Details on financial implications and how Ford plans to build batteries at the Kentucky site without SK On weren't available. The automaker is licensing technology from Chinese battery manufacturer Contemporary Amperex Technology Co. Ltd. to build lower cost lithium-iron-phosphate batteries at its wholly owned BlueOval Battery Park Michigan site in the state's south-central Marshall.

Also unclear is the decision's impact on employees. BlueOval SK External Affairs Director Keli McAlister said in a statement that the joint venture is working with its parent companies to determine details of what the announcement means.

The United Auto Workers didn't have immediate comment on the news. A hearing was expected next week over challenged ballots in a National Labor Relations Board vote by Kentucky plant workers on whether to organize with the Detroit-based union. With the end of the joint venture, it's unclear whether that will remain relevant.

 

Production at the first Kentucky plant began this year, but the other two battery plants have been delayed. Construction of the Tennessee plant is nearly complete, Collier said, but there isn't a production start date to share due to the ownership transition.

Ford's U.S. EV sales declined 61% in November year-over-year after the expiration of the up-to-$7,500 plug-in vehicle tax credit at the end of September. CEO Jim Farley had expected EV sales would halve across the industry with the boost.

The Trump administration also has made efforts to rescind a legal finding that allows the Environmental Protection Agency to regulate greenhouse gas tailpipe emissions, revoke California's waiver to set stricter emissions standards that close to a dozen states had adopted, and roll back fleet fuel economy requirements.

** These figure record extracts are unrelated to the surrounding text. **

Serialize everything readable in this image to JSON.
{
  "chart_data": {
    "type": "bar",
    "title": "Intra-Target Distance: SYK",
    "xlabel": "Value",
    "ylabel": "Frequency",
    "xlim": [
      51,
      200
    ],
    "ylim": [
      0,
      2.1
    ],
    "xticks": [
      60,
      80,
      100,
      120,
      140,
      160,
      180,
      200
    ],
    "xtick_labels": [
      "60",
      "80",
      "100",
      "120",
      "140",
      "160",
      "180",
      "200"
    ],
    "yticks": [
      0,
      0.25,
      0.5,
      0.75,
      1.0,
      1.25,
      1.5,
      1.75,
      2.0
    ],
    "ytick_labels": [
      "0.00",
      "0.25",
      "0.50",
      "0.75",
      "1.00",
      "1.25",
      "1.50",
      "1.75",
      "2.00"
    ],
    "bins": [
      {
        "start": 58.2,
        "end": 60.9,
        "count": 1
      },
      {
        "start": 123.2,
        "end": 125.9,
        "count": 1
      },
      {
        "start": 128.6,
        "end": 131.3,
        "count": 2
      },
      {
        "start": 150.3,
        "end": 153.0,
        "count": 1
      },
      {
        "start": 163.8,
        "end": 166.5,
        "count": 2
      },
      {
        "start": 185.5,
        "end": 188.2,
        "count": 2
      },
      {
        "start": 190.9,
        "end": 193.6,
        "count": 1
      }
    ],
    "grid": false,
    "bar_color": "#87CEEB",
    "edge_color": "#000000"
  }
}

That paves the way for the sale of more gas- and diesel-powered vehicle sales, prompting companies like General Motors Co. and Stellantis NV to continue to invest in engine production.

Ford hasn't abandoned EVs, with executives stating the automaker needs to compete globally with China's affordable EVs. It unveiled its Universal EV Platform and Production System, which will leave behind the moving assembly line that founder Henry Ford pioneered more than a century ago, and offer a midsize electric truck starting in 2027 for as low as $30,000 following a $2 billion investment in Louisville Assembly Plant. The company plans to build an electric full-size pickup at the new Tennessee assembly plant in BlueOval City, with sales expected to begin in 2028.

The automaker also announced this week a partnership with French rival Renault SA for EVs in Europe and that it would explore commercial vehicle collaboration.

SK On reported an operating loss of 124.8 billion won ($84.7 million) for the third quarter from slowing EV battery shipments. It's turned to energy storage systems that share similar chemistry to EV batteries. In September, the company signed a deal with Flatiron Energy Development to supply lithium-iron-phosphate batteries for that purpose. Rivals LG Energy Solutions and Samsung SDI have made efforts to repurpose plants for energy storage systems as well.